Wenn man EEA per Hand rechnet kann man u und v weglassen da man erst den Euklid (m, n, q) berechnet und dann aus den Werten Rückwärts mit t= (ggt - s *m)/n beide Spalten berechnen kann. Um das ganz zu programmieren kann ich schlecht erst m, n, q berechnen und dann den Rest. Sondern ich mache es wie in Wikipedia beschrieben mit Hilfsvariablen. Da ist nichts besonderes dran oder irgendwas auf meinem Mist gewachsen.

Die Rechnung ist ja auch OK. Ich habe ein Problem mit der Ausgabe.
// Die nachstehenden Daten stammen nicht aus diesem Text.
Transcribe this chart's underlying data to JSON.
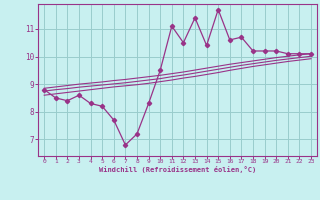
{
  "hours": [
    0,
    1,
    2,
    3,
    4,
    5,
    6,
    7,
    8,
    9,
    10,
    11,
    12,
    13,
    14,
    15,
    16,
    17,
    18,
    19,
    20,
    21,
    22,
    23
  ],
  "windchill": [
    8.8,
    8.5,
    8.4,
    8.6,
    8.3,
    8.2,
    7.7,
    6.8,
    7.2,
    8.3,
    9.5,
    11.1,
    10.5,
    11.4,
    10.4,
    11.7,
    10.6,
    10.7,
    10.2,
    10.2,
    10.2,
    10.1,
    10.1,
    10.1
  ],
  "fit_low": [
    8.6,
    8.65,
    8.7,
    8.75,
    8.8,
    8.85,
    8.9,
    8.94,
    8.98,
    9.03,
    9.09,
    9.15,
    9.22,
    9.28,
    9.35,
    9.42,
    9.5,
    9.57,
    9.64,
    9.7,
    9.76,
    9.82,
    9.87,
    9.92
  ],
  "fit_mid": [
    8.75,
    8.8,
    8.84,
    8.89,
    8.93,
    8.97,
    9.01,
    9.05,
    9.1,
    9.15,
    9.2,
    9.27,
    9.33,
    9.4,
    9.47,
    9.54,
    9.61,
    9.68,
    9.74,
    9.8,
    9.86,
    9.91,
    9.96,
    10.01
  ],
  "fit_high": [
    8.85,
    8.9,
    8.95,
    9.0,
    9.04,
    9.08,
    9.13,
    9.17,
    9.22,
    9.27,
    9.32,
    9.38,
    9.44,
    9.51,
    9.58,
    9.65,
    9.72,
    9.78,
    9.84,
    9.9,
    9.96,
    10.01,
    10.06,
    10.1
  ],
  "line_color": "#993388",
  "fit_color": "#993388",
  "bg_color": "#c8f0f0",
  "grid_color": "#99cccc",
  "xlabel": "Windchill (Refroidissement éolien,°C)",
  "yticks": [
    7,
    8,
    9,
    10,
    11
  ],
  "xticks": [
    0,
    1,
    2,
    3,
    4,
    5,
    6,
    7,
    8,
    9,
    10,
    11,
    12,
    13,
    14,
    15,
    16,
    17,
    18,
    19,
    20,
    21,
    22,
    23
  ],
  "ylim": [
    6.4,
    11.9
  ],
  "xlim": [
    -0.5,
    23.5
  ]
}
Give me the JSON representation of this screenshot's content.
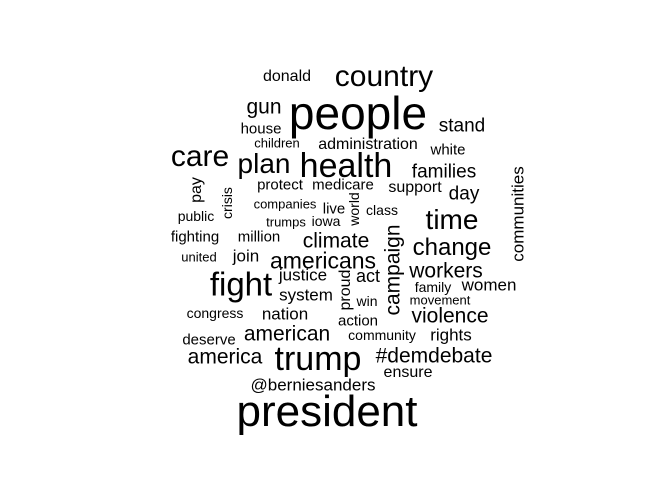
{
  "cloud": {
    "text_color": "#000000",
    "background": "#ffffff",
    "words": [
      {
        "text": "donald"
      },
      {
        "text": "country"
      },
      {
        "text": "gun"
      },
      {
        "text": "people"
      },
      {
        "text": "house"
      },
      {
        "text": "stand"
      },
      {
        "text": "children"
      },
      {
        "text": "administration"
      },
      {
        "text": "white"
      },
      {
        "text": "care"
      },
      {
        "text": "plan"
      },
      {
        "text": "health"
      },
      {
        "text": "families"
      },
      {
        "text": "protect"
      },
      {
        "text": "medicare"
      },
      {
        "text": "support"
      },
      {
        "text": "day"
      },
      {
        "text": "pay"
      },
      {
        "text": "crisis"
      },
      {
        "text": "companies"
      },
      {
        "text": "live"
      },
      {
        "text": "world"
      },
      {
        "text": "class"
      },
      {
        "text": "public"
      },
      {
        "text": "trumps"
      },
      {
        "text": "iowa"
      },
      {
        "text": "time"
      },
      {
        "text": "communities"
      },
      {
        "text": "fighting"
      },
      {
        "text": "million"
      },
      {
        "text": "climate"
      },
      {
        "text": "campaign"
      },
      {
        "text": "change"
      },
      {
        "text": "united"
      },
      {
        "text": "join"
      },
      {
        "text": "americans"
      },
      {
        "text": "fight"
      },
      {
        "text": "justice"
      },
      {
        "text": "act"
      },
      {
        "text": "workers"
      },
      {
        "text": "proud"
      },
      {
        "text": "family"
      },
      {
        "text": "women"
      },
      {
        "text": "system"
      },
      {
        "text": "win"
      },
      {
        "text": "movement"
      },
      {
        "text": "congress"
      },
      {
        "text": "nation"
      },
      {
        "text": "action"
      },
      {
        "text": "violence"
      },
      {
        "text": "american"
      },
      {
        "text": "community"
      },
      {
        "text": "rights"
      },
      {
        "text": "deserve"
      },
      {
        "text": "america"
      },
      {
        "text": "trump"
      },
      {
        "text": "#demdebate"
      },
      {
        "text": "ensure"
      },
      {
        "text": "@berniesanders"
      },
      {
        "text": "president"
      }
    ]
  }
}
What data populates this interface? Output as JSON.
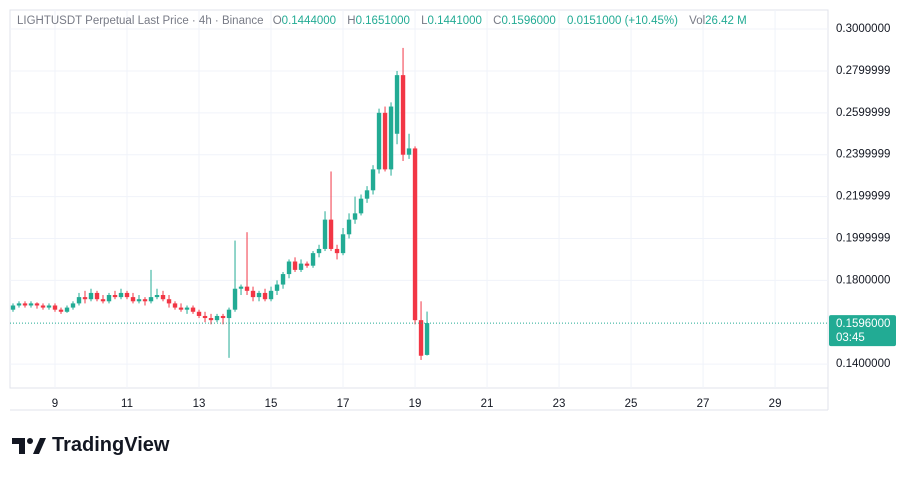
{
  "chart_data": {
    "type": "candlestick",
    "legend": {
      "title": "LIGHTUSDT Perpetual Last Price · 4h · Binance",
      "open_label": "O",
      "open": "0.1444000",
      "high_label": "H",
      "high": "0.1651000",
      "low_label": "L",
      "low": "0.1441000",
      "close_label": "C",
      "close": "0.1596000",
      "change": "0.0151000 (+10.45%)",
      "volume_label": "Vol",
      "volume": "26.42 M"
    },
    "x": [
      7.8333,
      8,
      8.1667,
      8.3333,
      8.5,
      8.6667,
      8.8333,
      9,
      9.1667,
      9.3333,
      9.5,
      9.6667,
      9.8333,
      10,
      10.1667,
      10.3333,
      10.5,
      10.6667,
      10.8333,
      11,
      11.1667,
      11.3333,
      11.5,
      11.6667,
      11.8333,
      12,
      12.1667,
      12.3333,
      12.5,
      12.6667,
      12.8333,
      13,
      13.1667,
      13.3333,
      13.5,
      13.6667,
      13.8333,
      14,
      14.1667,
      14.3333,
      14.5,
      14.6667,
      14.8333,
      15,
      15.1667,
      15.3333,
      15.5,
      15.6667,
      15.8333,
      16,
      16.1667,
      16.3333,
      16.5,
      16.6667,
      16.8333,
      17,
      17.1667,
      17.3333,
      17.5,
      17.6667,
      17.8333,
      18,
      18.1667,
      18.3333,
      18.5,
      18.6667,
      18.8333,
      19,
      19.1667,
      19.3333
    ],
    "open": [
      0.166,
      0.168,
      0.169,
      0.168,
      0.169,
      0.168,
      0.167,
      0.168,
      0.166,
      0.165,
      0.167,
      0.169,
      0.172,
      0.171,
      0.174,
      0.171,
      0.17,
      0.173,
      0.172,
      0.174,
      0.172,
      0.17,
      0.171,
      0.17,
      0.172,
      0.173,
      0.171,
      0.169,
      0.167,
      0.166,
      0.167,
      0.165,
      0.163,
      0.162,
      0.161,
      0.163,
      0.162,
      0.166,
      0.176,
      0.177,
      0.175,
      0.172,
      0.174,
      0.171,
      0.175,
      0.178,
      0.183,
      0.189,
      0.185,
      0.188,
      0.187,
      0.193,
      0.195,
      0.209,
      0.195,
      0.193,
      0.202,
      0.209,
      0.212,
      0.219,
      0.223,
      0.233,
      0.26,
      0.233,
      0.25,
      0.278,
      0.24,
      0.243,
      0.161,
      0.1444
    ],
    "high": [
      0.169,
      0.17,
      0.17,
      0.17,
      0.1695,
      0.169,
      0.169,
      0.169,
      0.167,
      0.168,
      0.17,
      0.174,
      0.175,
      0.176,
      0.175,
      0.173,
      0.174,
      0.175,
      0.176,
      0.175,
      0.174,
      0.173,
      0.172,
      0.185,
      0.176,
      0.175,
      0.173,
      0.17,
      0.169,
      0.168,
      0.168,
      0.166,
      0.165,
      0.164,
      0.164,
      0.164,
      0.167,
      0.199,
      0.178,
      0.203,
      0.177,
      0.175,
      0.176,
      0.177,
      0.18,
      0.184,
      0.19,
      0.191,
      0.19,
      0.189,
      0.194,
      0.197,
      0.213,
      0.232,
      0.197,
      0.205,
      0.212,
      0.22,
      0.221,
      0.225,
      0.235,
      0.262,
      0.263,
      0.265,
      0.28,
      0.291,
      0.25,
      0.244,
      0.17,
      0.1651
    ],
    "low": [
      0.165,
      0.167,
      0.167,
      0.167,
      0.1665,
      0.166,
      0.166,
      0.165,
      0.164,
      0.1645,
      0.166,
      0.168,
      0.169,
      0.17,
      0.17,
      0.169,
      0.169,
      0.171,
      0.171,
      0.171,
      0.169,
      0.169,
      0.168,
      0.169,
      0.171,
      0.17,
      0.167,
      0.166,
      0.165,
      0.164,
      0.164,
      0.162,
      0.16,
      0.159,
      0.16,
      0.159,
      0.143,
      0.165,
      0.173,
      0.173,
      0.17,
      0.17,
      0.17,
      0.17,
      0.173,
      0.176,
      0.181,
      0.184,
      0.184,
      0.186,
      0.186,
      0.191,
      0.194,
      0.194,
      0.19,
      0.192,
      0.2,
      0.207,
      0.211,
      0.217,
      0.221,
      0.231,
      0.232,
      0.23,
      0.245,
      0.237,
      0.238,
      0.159,
      0.142,
      0.1441
    ],
    "close": [
      0.168,
      0.169,
      0.168,
      0.169,
      0.168,
      0.167,
      0.168,
      0.166,
      0.165,
      0.167,
      0.169,
      0.172,
      0.171,
      0.174,
      0.171,
      0.17,
      0.173,
      0.172,
      0.174,
      0.172,
      0.17,
      0.171,
      0.17,
      0.172,
      0.173,
      0.171,
      0.169,
      0.167,
      0.166,
      0.167,
      0.165,
      0.163,
      0.162,
      0.161,
      0.163,
      0.162,
      0.166,
      0.176,
      0.177,
      0.175,
      0.172,
      0.174,
      0.171,
      0.175,
      0.178,
      0.183,
      0.189,
      0.185,
      0.188,
      0.187,
      0.193,
      0.195,
      0.209,
      0.195,
      0.193,
      0.202,
      0.209,
      0.212,
      0.219,
      0.223,
      0.233,
      0.26,
      0.233,
      0.263,
      0.278,
      0.24,
      0.243,
      0.161,
      0.144,
      0.1596
    ],
    "up_color": "#22ab94",
    "down_color": "#f23645",
    "xlim": [
      7.75,
      30.47
    ],
    "xticks": [
      9,
      11,
      13,
      15,
      17,
      19,
      21,
      23,
      25,
      27,
      29
    ],
    "ylim": [
      0.1286,
      0.3091
    ],
    "yticks": [
      {
        "value": 0.3,
        "label": "0.3000000"
      },
      {
        "value": 0.28,
        "label": "0.2799999"
      },
      {
        "value": 0.26,
        "label": "0.2599999"
      },
      {
        "value": 0.24,
        "label": "0.2399999"
      },
      {
        "value": 0.22,
        "label": "0.2199999"
      },
      {
        "value": 0.2,
        "label": "0.1999999"
      },
      {
        "value": 0.18,
        "label": "0.1800000"
      },
      {
        "value": 0.14,
        "label": "0.1400000"
      }
    ],
    "grid": true,
    "last_price": {
      "value": 0.1596,
      "label": "0.1596000",
      "countdown": "03:45"
    },
    "branding": "TradingView"
  }
}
Wenn ich zwei Parameter m und n übergebe aus meiner Eingabe kann ich nicht hin gehen und die Schleife mit m=0 initialisieren um die erste Zeile zu bekommen. Wie soll ich dann in der zweiten Zeile meinen eigentlichen Wert für n einfügen den ich überschrieben habe.
In der Tabelle von Wikipedia ist das einfach da Papier geduldig ist. Per Hand kann ich das auch so rechnen.

Danke Gruß


----------



## Flown (17. Jul 2012)

StGo hat gesagt.:


> Die Rechnung ist ja auch OK. Ich habe ein Problem mit der Ausgabe. Wenn ich zwei Parameter m und n übergebe aus meiner Eingabe kann ich nicht hin gehen und die Schleife mit m=0 initialisieren um die erste Zeile zu bekommen. Wie soll ich dann in der zweiten Zeile meinen eigentlichen Wert für n einfügen den ich überschrieben habe.
> In der Tabelle von Wikipedia ist das einfach da Papier geduldig ist. Per Hand kann ich das auch so rechnen.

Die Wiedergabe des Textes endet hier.